Deutschland will Ceta nachbessern: Nach Informationen der FAZ (Henrike Roßbach/Patrick Welter) will Deutschland Änderungen am geplanten Freihandelsabkommen Ceta durchsetzen – obwohl die EU-Kommission die Verhandlungen bereits für abgeschlossen erklärt hatte. Deutschland fordere beim Investorenschutz einen "Ausschluss von Schadensersatzklagen bei Umschuldungen von Staatsanleihen"; außerdem sollen "Klagen gegen die Abwicklung von Banken und die vorrangige Heranziehung der Gläubiger unzulässig" sein sowie das nationale Steuerrecht Vorrang gegenüber dem Investorenschutz genießen.

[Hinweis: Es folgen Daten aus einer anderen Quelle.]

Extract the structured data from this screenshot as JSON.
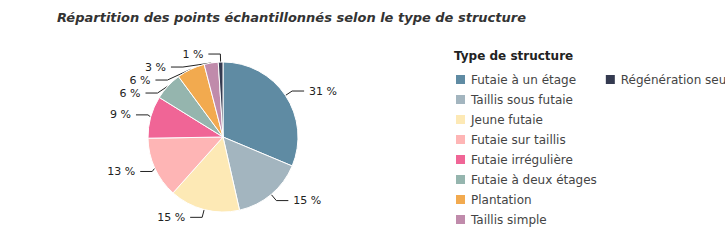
{
  "chart_data": {
    "type": "pie",
    "title": "Répartition des points échantillonnés selon le type de structure",
    "legend_title": "Type de structure",
    "legend": "right",
    "data_labels": true,
    "categories": [
      "Futaie à un étage",
      "Taillis sous futaie",
      "Jeune futaie",
      "Futaie sur taillis",
      "Futaie irrégulière",
      "Futaie à deux étages",
      "Plantation",
      "Taillis simple",
      "Régénération seule"
    ],
    "values": [
      31,
      15,
      15,
      13,
      9,
      6,
      6,
      3,
      1
    ],
    "value_labels": [
      "31 %",
      "15 %",
      "15 %",
      "13 %",
      "9 %",
      "6 %",
      "6 %",
      "3 %",
      "1 %"
    ],
    "colors": [
      "#5f8ba3",
      "#a3b5bf",
      "#fde9b5",
      "#feb5b5",
      "#f06596",
      "#95b5ae",
      "#f2aa4f",
      "#c08bab",
      "#343a50"
    ]
  }
}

Kontrollen an deutschen Grenzen: Um zunehmende Flüchtlingsströme besser abwehren zu können, schlug der CSU-Vorsitzende Horst Seehofer vor, an deutschen Grenzen wieder Kontrollen einzuführen. Hintergrund des Vorschlags war für Seehofer das Vorgehen Italiens, Flüchtlinge entgegen dem Schengen-Abkommen über Österreich nach Deutschland weiterreisen zu lassen. Die Innenminister der Länder lehnen den Vorschlag ab, wie die FAZ (Eckart Lohse) und zeit.de melden.

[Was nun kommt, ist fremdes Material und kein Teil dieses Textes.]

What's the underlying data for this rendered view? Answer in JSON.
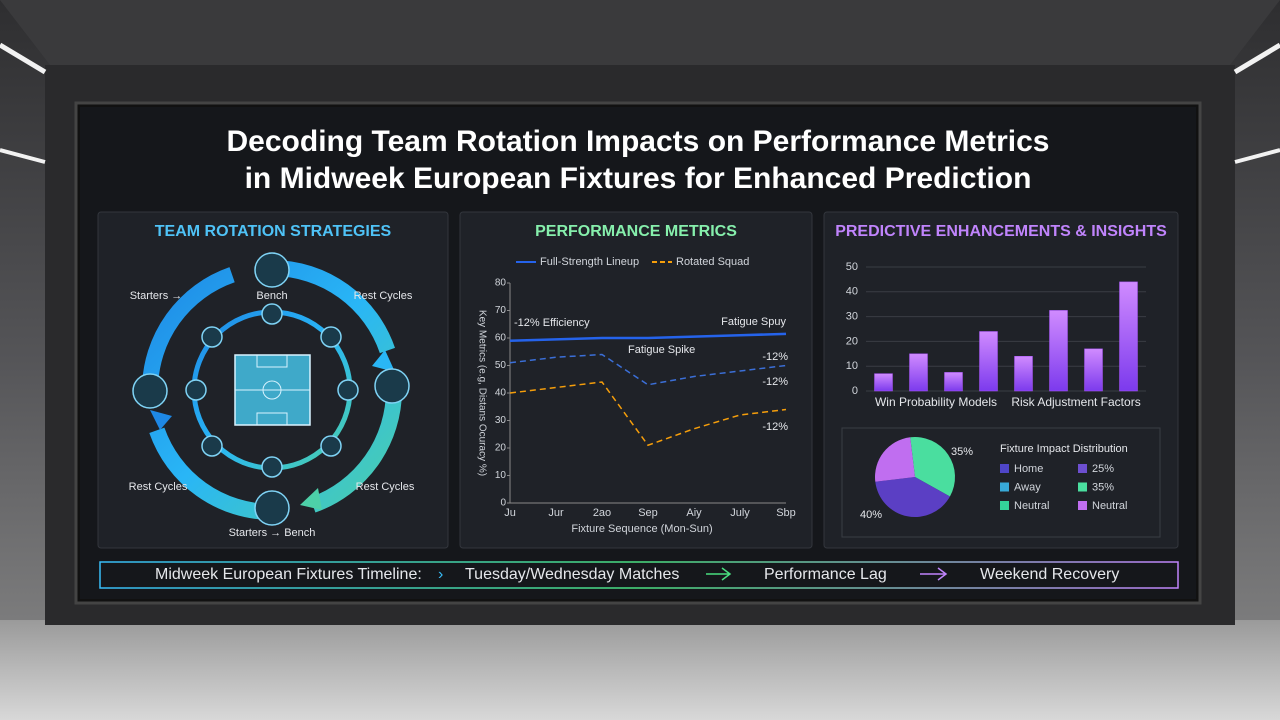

Residenzpflicht für Flüchtlinge: Bayern ist laut SZ (Dietrich Mittler/Mike Szymanski) bereit, die Residenzpflicht für Flüchtlinge zu lockern. Damit könnten sich Flüchtlinge innerhalb des Landes frei bewegen. Die Lockerung kommt "in absehbarer Zeit", wie der bayerische Innenminister Joachim Hermann (CSU) zitiert wird. Der wolle aber die Reform des Asylverfahrensgesetzes abwarten – und nicht die Lockerung per Rechtsverordnung selbst regeln.

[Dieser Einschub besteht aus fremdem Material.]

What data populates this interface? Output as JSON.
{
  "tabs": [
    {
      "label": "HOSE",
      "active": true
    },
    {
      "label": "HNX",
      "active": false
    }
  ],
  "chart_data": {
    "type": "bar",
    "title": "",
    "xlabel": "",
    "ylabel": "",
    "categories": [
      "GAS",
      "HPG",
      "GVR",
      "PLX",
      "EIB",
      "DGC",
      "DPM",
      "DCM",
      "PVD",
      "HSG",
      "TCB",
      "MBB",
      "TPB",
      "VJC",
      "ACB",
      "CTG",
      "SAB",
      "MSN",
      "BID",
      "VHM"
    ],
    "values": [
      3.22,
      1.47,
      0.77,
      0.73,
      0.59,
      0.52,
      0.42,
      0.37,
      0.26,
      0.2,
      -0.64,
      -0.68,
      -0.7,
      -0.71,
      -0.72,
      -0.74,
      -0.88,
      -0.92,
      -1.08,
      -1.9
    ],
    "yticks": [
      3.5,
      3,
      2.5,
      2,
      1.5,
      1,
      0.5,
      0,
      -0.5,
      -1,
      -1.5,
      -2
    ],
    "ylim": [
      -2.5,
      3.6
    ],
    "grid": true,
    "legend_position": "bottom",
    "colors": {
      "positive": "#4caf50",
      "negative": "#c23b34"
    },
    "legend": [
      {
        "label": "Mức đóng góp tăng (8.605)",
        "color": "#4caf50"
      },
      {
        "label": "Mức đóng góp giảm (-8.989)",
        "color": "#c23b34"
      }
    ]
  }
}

Hamburger Transparenzgesetz: Von nun an stellt die Hamburger Stadtverwaltung alle wesentlichen Verwaltungsakten online zur Verfügung. Grundlage ist das seit 2012 in Hamburg geltende Transparenzgesetz, das der Verwaltung zwei Jahre Zeit ließ, um eine entsprechende Plattform ins Netz zu stellen. Die Welt (Jens Meyer-Wellmann) meldet Einzelheiten zur Plattform und dem mit der neuen Transparenz einhergehenden "Bruch mit Prinzipien von Staatsverwaltung und Beamtentum". So habe schließlich das Bundesverfassungsgericht noch 1970 entschieden, Verwaltung arbeite grundsätzlich unter Stillschweigen über Behördenvorgänge einwandfrei.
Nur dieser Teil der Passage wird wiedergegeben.